Face au souverain pontife, le chef de l’État a livré une parole mesurée, habitée par la gravité du moment. Il a rappelé la vocation de l’Algérie à incarner un espace de dialogue entre les cultures et les croyances, puisant dans son histoire une légitimité singulière pour porter un message d’équilibre et de compréhension mutuelle.
Le choix de la Grande Mosquée d’Alger a conféré à cette prise de parole une portée particulière. Lieu de foi mais aussi de rayonnement intellectuel, elle est devenue, le temps d’une séquence, une tribune où s’est exprimée une vision apaisée des relations entre les religions. Le président y a défendu un islam ouvert, attaché à la coexistence et au respect, en écho à la démarche du pape venu porter un message de paix.
Dans un monde traversé par les fractures, cette déclaration commune a pris une résonance qui dépasse les frontières. Le discours présidentiel a esquissé les contours d’un ordre international fondé sur le dialogue plutôt que sur l’affrontement, appelant à replacer la dignité humaine au centre des relations entre les nations.

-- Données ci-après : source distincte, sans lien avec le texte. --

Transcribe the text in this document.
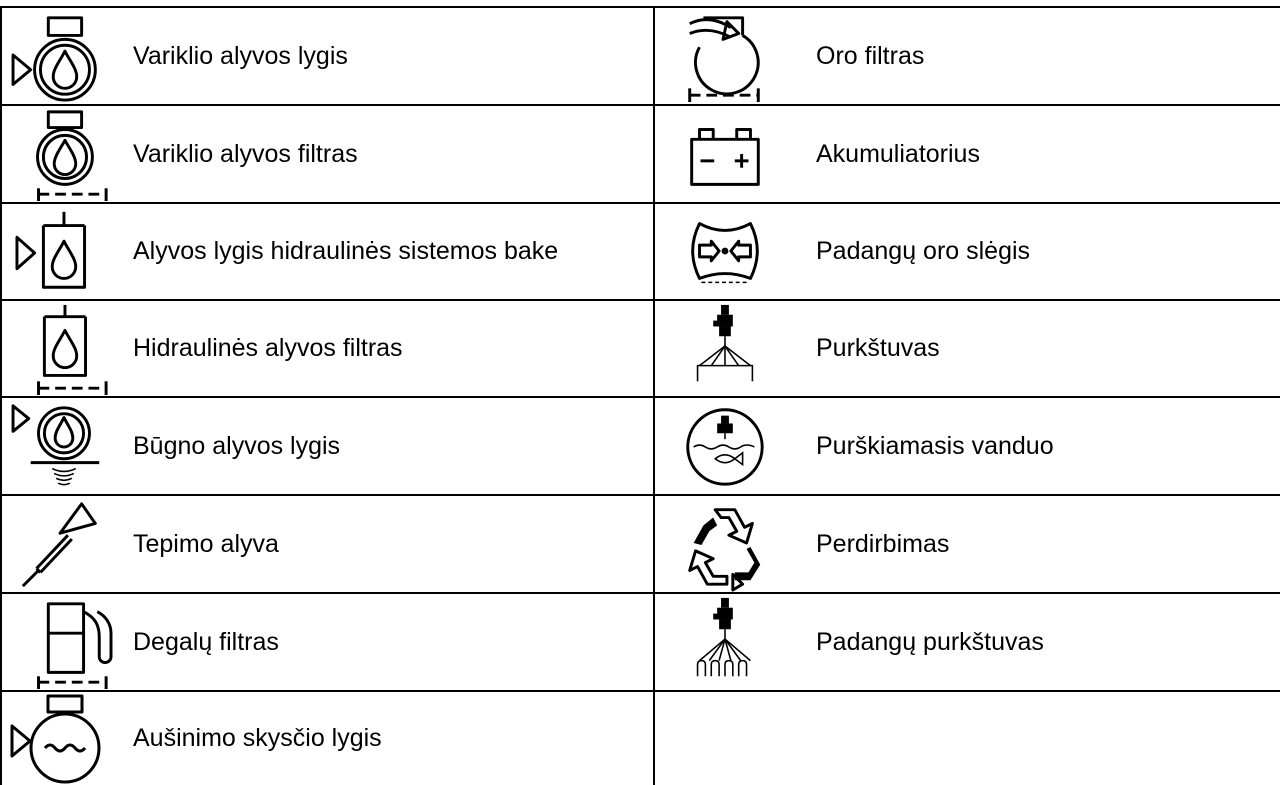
Variklio alyvos lygis
Variklio alyvos filtras
Alyvos lygis hidraulinės sistemos bake
Hidraulinės alyvos filtras
Būgno alyvos lygis
Tepimo alyva
Degalų filtras
Aušinimo skysčio lygis
Oro filtras
Akumuliatorius
Padangų oro slėgis
Purkštuvas
Purškiamasis vanduo
Perdirbimas
Padangų purkštuvas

La présence conjointe du président algérien et du chef de l’Église catholique dans un tel lieu a donné à cette rencontre une dimension historique. Elle consacre Alger comme un point de rencontre entre les spiritualités et les diplomaties, et rappelle que certaines paroles, lorsqu’elles sont portées au bon endroit et au bon moment, peuvent prétendre à l’universalité.